Set global defaults in your config and then override per agent. This is how you control costs without sacrificing quality where it matters. A subagent doing a quick research task doesn't need Opus. Set a cheaper model as the subagent default via agents.defaults.subagents.model and keep your top-level agents on the higher-quality models.

13. Concurrency Settings

OpenClaw defaults are conservative on purpose. Two settings control parallel processing:

maxConcurrent: 4 controls how many top-level sessions can run at the same time. subagents.maxConcurrent: 8 controls how many subagent sessions can run in parallel.

If your hardware can handle it, crank these up. More concurrency means your multi-agent system processes work faster instead of queuing everything behind a bottleneck.
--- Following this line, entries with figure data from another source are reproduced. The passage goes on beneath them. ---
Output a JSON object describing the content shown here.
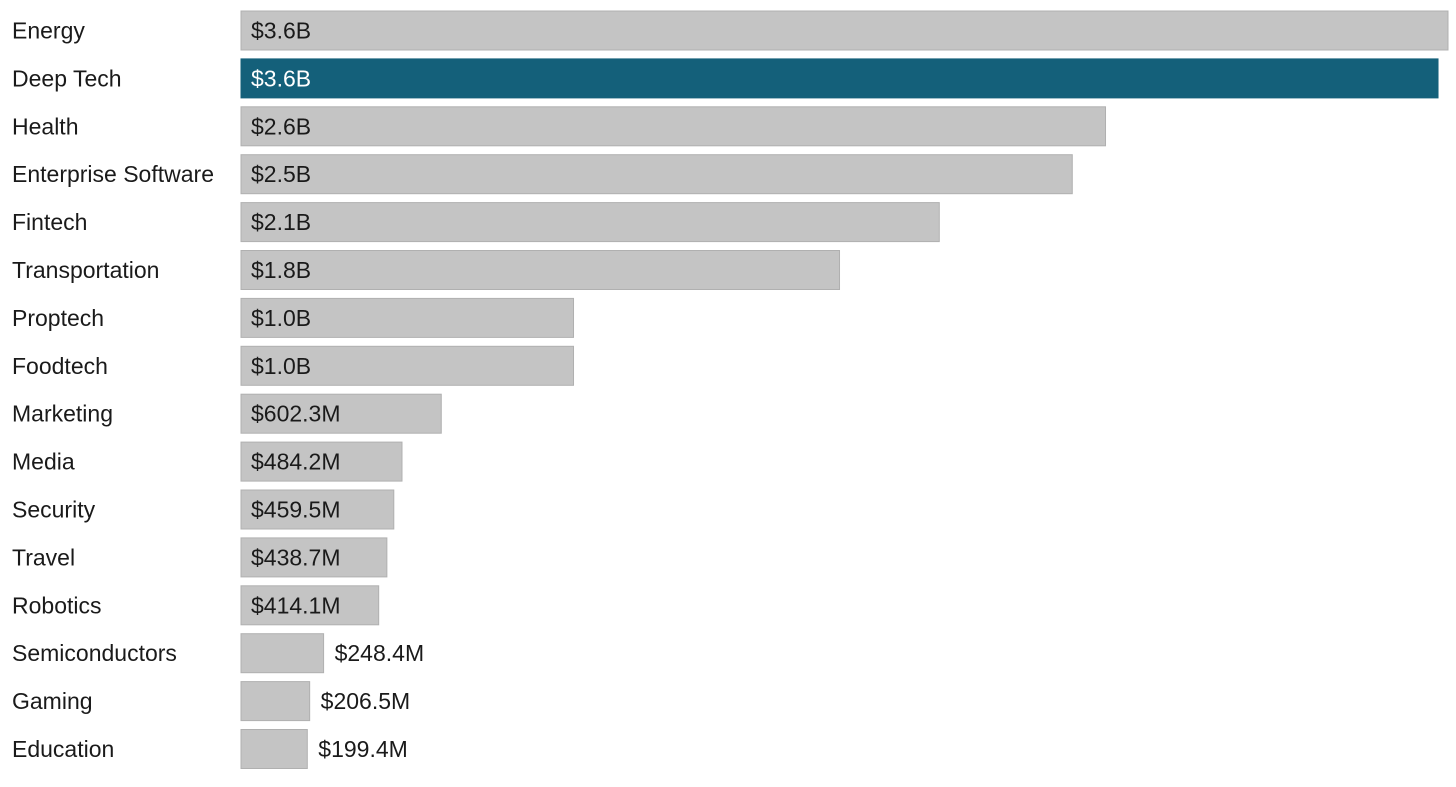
{
  "chart_data": {
    "type": "bar",
    "orientation": "horizontal",
    "title": "",
    "xlabel": "",
    "ylabel": "",
    "grid": false,
    "legend": "none",
    "unit": "USD billions",
    "xlim": [
      0,
      3.63
    ],
    "categories": [
      "Energy",
      "Deep Tech",
      "Health",
      "Enterprise Software",
      "Fintech",
      "Transportation",
      "Proptech",
      "Foodtech",
      "Marketing",
      "Media",
      "Security",
      "Travel",
      "Robotics",
      "Semiconductors",
      "Gaming",
      "Education"
    ],
    "values": [
      3.63,
      3.6,
      2.6,
      2.5,
      2.1,
      1.8,
      1.0,
      1.0,
      0.6023,
      0.4842,
      0.4595,
      0.4387,
      0.4141,
      0.2484,
      0.2065,
      0.1994
    ],
    "data_labels": [
      "$3.6B",
      "$3.6B",
      "$2.6B",
      "$2.5B",
      "$2.1B",
      "$1.8B",
      "$1.0B",
      "$1.0B",
      "$602.3M",
      "$484.2M",
      "$459.5M",
      "$438.7M",
      "$414.1M",
      "$248.4M",
      "$206.5M",
      "$199.4M"
    ],
    "highlight_index": 1,
    "colors": {
      "bar": "#c4c4c4",
      "bar_border": "#b0b0b0",
      "highlight": "#14607a",
      "label": "#1a1a1a",
      "highlight_label": "#ffffff"
    }
  }
}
14. Nesting and Delegation Depth

By default, subagents cannot spawn other subagents. OpenClaw hardcodes this restriction to prevent runaway fan-out where delegation chains spiral and burn tokens exponentially.

The architecture that works is having your top-level agents (CEO, CTO, CMO) each spawn subagents for background work, and those subagents complete their tasks in a single shot and report back. No deeper nesting and no subagent-spawning-subagent chains.

There's a configurable override being discussed (via allowNesting: true or adding sessions_spawn to subagent tool allowlists), but the default behavior exists for a good reason. Keep your delegation flat where the top-level agent breaks work into atomic units that a subagent completes and returns.